For 12 years, Alaskans have been at odds over how to protect the unique subsistence way of life lived by generations of rural and Native Alaskans. The Legislature, which has exclusive powers to resolve it under our constitution, continually has failed to do so despite five special legislative sessions called by three different governors.
A year ago, eight urban state senators refused to give Alaskans the opportunity to vote on amending our constitution to give rural Alaskans priority access to fish and game. Their actions surrendered management of our fish and game to the federal government and widened the divide between urban and rural Alaskans.
Such an amendment is widely supported by Alaskans, by our congressional delegation, by two-thirds of the state House, a majority of state senators and by business and civic leaders.
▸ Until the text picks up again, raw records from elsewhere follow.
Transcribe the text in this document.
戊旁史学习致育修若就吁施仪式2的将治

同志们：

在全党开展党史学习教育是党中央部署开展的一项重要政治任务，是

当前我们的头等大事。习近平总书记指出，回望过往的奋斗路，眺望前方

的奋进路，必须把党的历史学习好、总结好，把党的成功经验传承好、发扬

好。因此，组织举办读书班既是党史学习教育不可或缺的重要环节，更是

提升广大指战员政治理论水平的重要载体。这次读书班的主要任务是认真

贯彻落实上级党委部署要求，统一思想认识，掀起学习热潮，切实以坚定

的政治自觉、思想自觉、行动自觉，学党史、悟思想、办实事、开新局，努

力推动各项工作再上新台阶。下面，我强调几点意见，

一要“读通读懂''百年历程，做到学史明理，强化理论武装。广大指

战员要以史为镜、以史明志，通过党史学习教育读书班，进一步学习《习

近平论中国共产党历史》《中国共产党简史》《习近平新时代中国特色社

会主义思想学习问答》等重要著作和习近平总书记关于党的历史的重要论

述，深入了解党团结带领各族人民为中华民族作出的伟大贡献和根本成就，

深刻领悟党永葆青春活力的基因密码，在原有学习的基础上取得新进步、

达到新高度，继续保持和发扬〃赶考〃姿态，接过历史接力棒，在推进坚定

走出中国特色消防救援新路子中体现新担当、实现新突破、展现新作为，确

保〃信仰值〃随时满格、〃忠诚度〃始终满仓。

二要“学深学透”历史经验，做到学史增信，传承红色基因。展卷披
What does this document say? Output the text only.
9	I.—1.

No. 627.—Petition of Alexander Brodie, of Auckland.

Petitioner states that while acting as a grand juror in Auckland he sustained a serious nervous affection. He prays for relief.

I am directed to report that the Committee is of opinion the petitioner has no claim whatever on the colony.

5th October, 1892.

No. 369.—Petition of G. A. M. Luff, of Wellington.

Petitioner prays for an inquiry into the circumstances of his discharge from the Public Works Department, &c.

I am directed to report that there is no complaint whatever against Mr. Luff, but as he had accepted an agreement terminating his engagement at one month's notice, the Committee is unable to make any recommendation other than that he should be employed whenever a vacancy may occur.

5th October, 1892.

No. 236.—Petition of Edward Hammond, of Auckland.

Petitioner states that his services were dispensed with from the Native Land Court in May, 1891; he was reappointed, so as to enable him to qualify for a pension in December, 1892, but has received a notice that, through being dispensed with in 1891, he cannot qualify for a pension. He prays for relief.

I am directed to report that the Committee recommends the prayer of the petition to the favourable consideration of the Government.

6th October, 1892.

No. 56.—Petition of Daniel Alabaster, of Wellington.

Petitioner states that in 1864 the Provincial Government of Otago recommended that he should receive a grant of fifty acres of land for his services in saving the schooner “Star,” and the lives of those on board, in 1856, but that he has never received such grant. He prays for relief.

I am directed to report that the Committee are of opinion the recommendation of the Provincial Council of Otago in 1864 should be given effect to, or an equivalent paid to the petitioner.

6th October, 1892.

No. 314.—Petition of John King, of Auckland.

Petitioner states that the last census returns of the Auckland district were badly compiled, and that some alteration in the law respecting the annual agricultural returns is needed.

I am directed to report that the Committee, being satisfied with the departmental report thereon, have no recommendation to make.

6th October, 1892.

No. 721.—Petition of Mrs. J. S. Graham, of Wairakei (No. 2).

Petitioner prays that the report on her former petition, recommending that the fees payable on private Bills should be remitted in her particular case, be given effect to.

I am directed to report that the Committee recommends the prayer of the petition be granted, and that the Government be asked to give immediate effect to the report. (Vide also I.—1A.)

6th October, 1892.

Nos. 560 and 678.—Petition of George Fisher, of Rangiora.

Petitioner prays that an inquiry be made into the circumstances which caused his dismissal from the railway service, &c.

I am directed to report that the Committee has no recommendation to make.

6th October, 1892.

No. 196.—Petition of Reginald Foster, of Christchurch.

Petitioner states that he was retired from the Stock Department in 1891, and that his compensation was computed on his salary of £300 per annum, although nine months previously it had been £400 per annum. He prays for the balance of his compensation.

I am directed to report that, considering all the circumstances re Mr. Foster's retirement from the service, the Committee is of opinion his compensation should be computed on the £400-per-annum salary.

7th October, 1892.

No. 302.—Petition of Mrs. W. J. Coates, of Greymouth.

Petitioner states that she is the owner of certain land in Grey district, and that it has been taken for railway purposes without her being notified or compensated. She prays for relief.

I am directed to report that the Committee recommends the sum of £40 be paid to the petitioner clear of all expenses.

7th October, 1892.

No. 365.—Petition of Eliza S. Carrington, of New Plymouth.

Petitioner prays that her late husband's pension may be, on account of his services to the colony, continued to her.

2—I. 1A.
Katie John would never have had to file a lawsuit to protect her subsistence rights if the Legislature had allowed Alaskans a vote on a subsistence amendment. But now her case has taken on great symbolic importance.
Some consider it key to Alaska exerting its sovereignty. Others see it as the last stand in an increasingly bitter offensive against rural and Native Alaskans.
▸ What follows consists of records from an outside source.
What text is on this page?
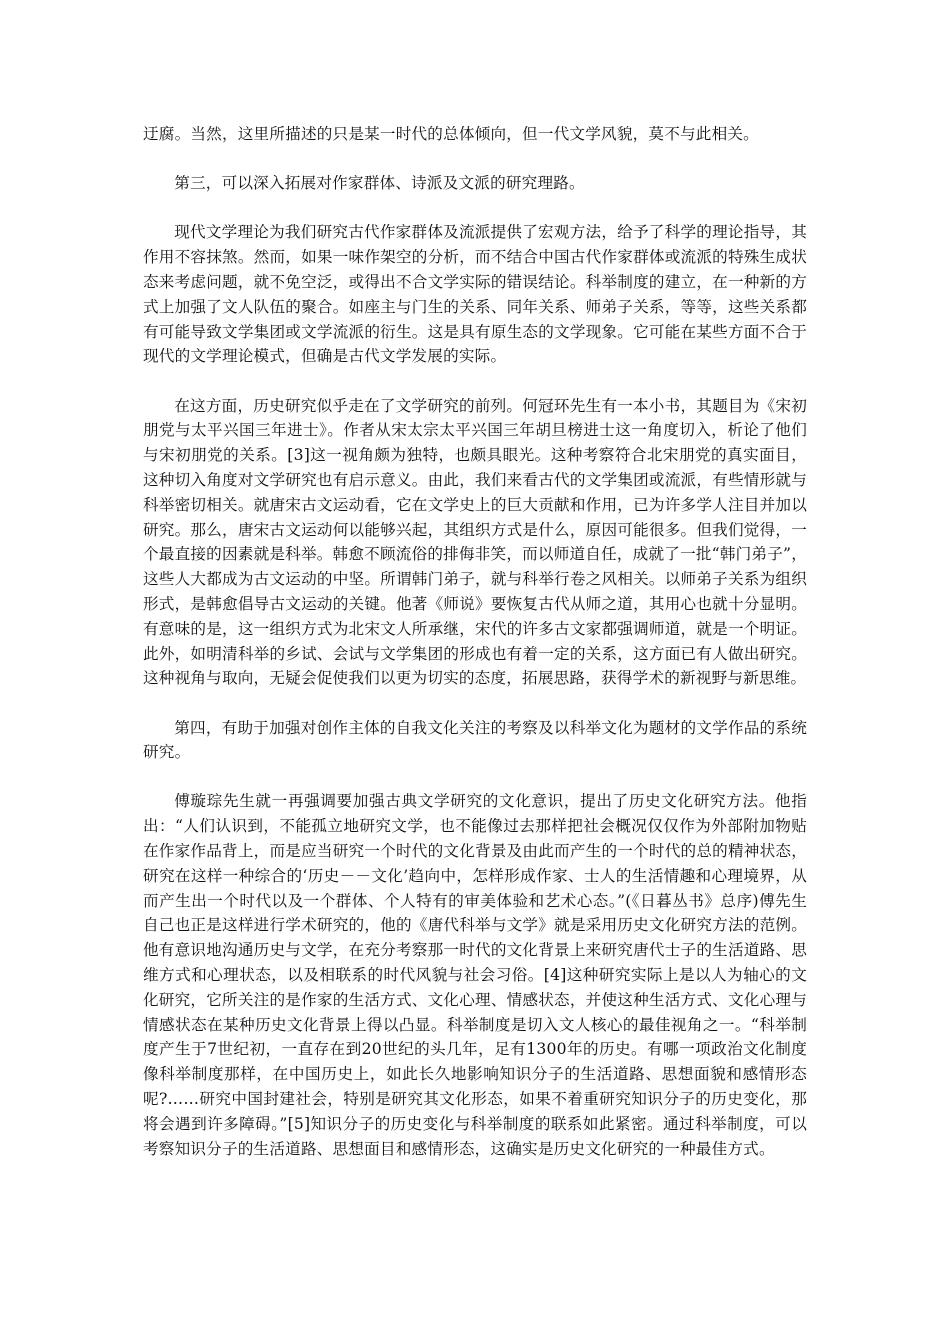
迂腐。当然，这里所描述的只是某一时代的总体倾向，但一代文学风貌，莫不与此相关。

第三，可以深入拓展对作家群体、诗派及文派的研究理路。

现代文学理论为我们研究古代作家群体及流派提供了宏观方法，给予了科学的理论指导，其作用不容抹煞。然而，如果一味作架空的分析，而不结合中国古代作家群体或流派的特殊生成状态来考虑问题，就不免空泛，或得出不合文学实际的错误结论。科举制度的建立，在一种新的方式上加强了文人队伍的聚合。如座主与门生的关系、同年关系、师弟子关系，等等，这些关系都有可能导致文学集团或文学流派的衍生。这是具有原生态的文学现象。它可能在某些方面不合于现代的文学理论模式，但确是古代文学发展的实际。

在这方面，历史研究似乎走在了文学研究的前列。何冠环先生有一本小书，其题目为《宋初朋党与太平兴国三年进士》。作者从宋太宗太平兴国三年胡旦榜进士这一角度切入，析论了他们与宋初朋党的关系。[3]这一视角颇为独特，也颇具眼光。这种考察符合北宋朋党的真实面目，这种切入角度对文学研究也有启示意义。由此，我们来看古代的文学集团或流派，有些情形就与科举密切相关。就唐宋古文运动看，它在文学史上的巨大贡献和作用，已为许多学人注目并加以研究。那么，唐宋古文运动何以能够兴起，其组织方式是什么，原因可能很多。但我们觉得，一个最直接的因素就是科举。韩愈不顾流俗的排侮非笑，而以师道自任，成就了一批“韩门弟子”，这些人大都成为古文运动的中坚。所谓韩门弟子，就与科举行卷之风相关。以师弟子关系为组织形式，是韩愈倡导古文运动的关键。他著《师说》要恢复古代从师之道，其用心也就十分显明。有意味的是，这一组织方式为北宋文人所承继，宋代的许多古文家都强调师道，就是一个明证。此外，如明清科举的乡试、会试与文学集团的形成也有着一定的关系，这方面已有人做出研究。这种视角与取向，无疑会促使我们以更为切实的态度，拓展思路，获得学术的新视野与新思维。

第四，有助于加强对创作主体的自我文化关注的考察及以科举文化为题材的文学作品的系统研究。

傅璇琮先生就一再强调要加强古典文学研究的文化意识，提出了历史文化研究方法。他指出：“人们认识到，不能孤立地研究文学，也不能像过去那样把社会概况仅仅作为外部附加物贴在作家作品背上，而是应当研究一个时代的文化背景及由此而产生的一个时代的总的精神状态，研究在这样一种综合的‘历史－－文化’趋向中，怎样形成作家、士人的生活情趣和心理境界，从而产生出一个时代以及一个群体、个人特有的审美体验和艺术心态。”(《日暮丛书》总序)傅先生自己也正是这样进行学术研究的，他的《唐代科举与文学》就是采用历史文化研究方法的范例。他有意识地沟通历史与文学，在充分考察那一时代的文化背景上来研究唐代士子的生活道路、思维方式和心理状态，以及相联系的时代风貌与社会习俗。[4]这种研究实际上是以人为轴心的文化研究，它所关注的是作家的生活方式、文化心理、情感状态，并使这种生活方式、文化心理与情感状态在某种历史文化背景上得以凸显。科举制度是切入文人核心的最佳视角之一。“科举制度产生于7世纪初，一直存在到20世纪的头几年，足有1300年的历史。有哪一项政治文化制度像科举制度那样，在中国历史上，如此长久地影响知识分子的生活道路、思想面貌和感情形态呢?……研究中国封建社会，特别是研究其文化形态，如果不着重研究知识分子的历史变化，那将会遇到许多障碍。”[5]知识分子的历史变化与科举制度的联系如此紧密。通过科举制度，可以考察知识分子的生活道路、思想面目和感情形态，这确实是历史文化研究的一种最佳方式。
In mid July, I traveled by small plane, truck and four-wheeler to meet with Katie John, an 86-year-old mother of 14 who has almost 150 grandchildren, great-grandchildren and great-great grandchildren.
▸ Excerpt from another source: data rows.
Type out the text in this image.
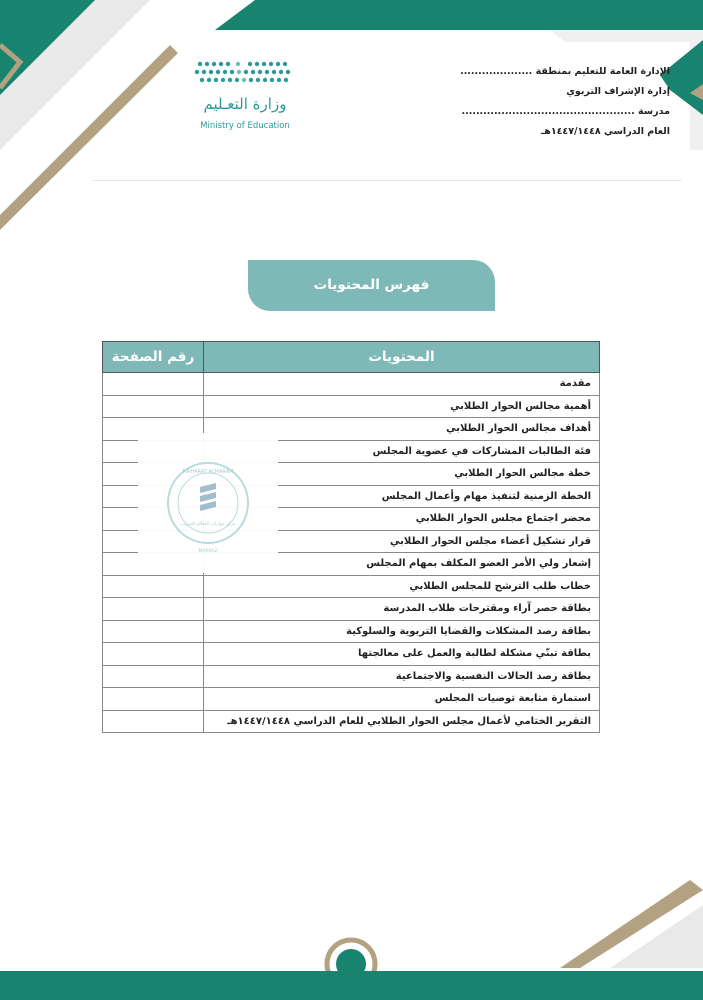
وزارة التعـليم
Ministry of Education
الإدارة العامة للتعليم بمنطقة ....................
إدارة الإشراف التربوي
مدرسة ................................................
العام الدراسي ١٤٤٧/١٤٤٨هـ
فهرس المحتويات
المحتويات	رقم الصفحة
مقدمة	
أهمية مجالس الحوار الطلابي	
أهداف مجالس الحوار الطلابي	
فئة الطالبات المشاركات في عضوية المجلس	
خطة مجالس الحوار الطلابي	
الخطة الزمنية لتنفيذ مهام وأعمال المجلس	
محضر اجتماع مجلس الحوار الطلابي	
قرار تشكيل أعضاء مجلس الحوار الطلابي	
إشعار ولي الأمر العضو المكلف بمهام المجلس	
خطاب طلب الترشح للمجلس الطلابي	
بطاقة حصر آراء ومقترحات طلاب المدرسة	
بطاقة رصد المشكلات والقضايا التربوية والسلوكية	
بطاقة تبنّي مشكلة لطالبة والعمل على معالجتها	
بطاقة رصد الحالات النفسية والاجتماعية	
استمارة متابعة توصيات المجلس	
التقرير الختامي لأعمال مجلس الحوار الطلابي للعام الدراسي ١٤٤٧/١٤٤٨هـ	
MAHARAT ALMARAM
مركز مهارات المعالم للتدريب
MARKAZ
As we sat near a stream where her father and mother subsistence fished to feed their family, she relayed to me a simple yet compelling message. She only wants to protect her right to subsistence so she can raise her family the best way she knows how, in the way taught by her parents and earlier generations.
The subsistence way of life is important for all Alaskans, but it is crucial for our rural residents. I believe that unless the Legislature takes action to protect the rural subsistence priority with a state constitutional amendment, the Katie John lawsuit is a direct attack on Alaska Natives and other rural Alaskans.
The extension in the Katie John case will provide Alaskans time to focus more attention and a broader understanding of the implications of subsistence.
There is a way to protect the subsistence rights of Katie John, and other rural and Native Alaskans. There is a way to return management of Alaska's fish and game to Alaskans. There is a way to bridge the divide among Alaskans.
The solution to Alaska's subsistence dilemma is for the Alaska Legislature to give all Alaskans the opportunity to vote on an amendment to our constitution to protect rural subsistence.
My request to participants in next month's summit is to help all Alaskans devise the best course of action to accomplish these three goals we share.
Let us finally assume the responsibility and demonstrate the courage necessary to take this issue out of the federal courts, out of the federal agencies, and bring it home to Alaskans.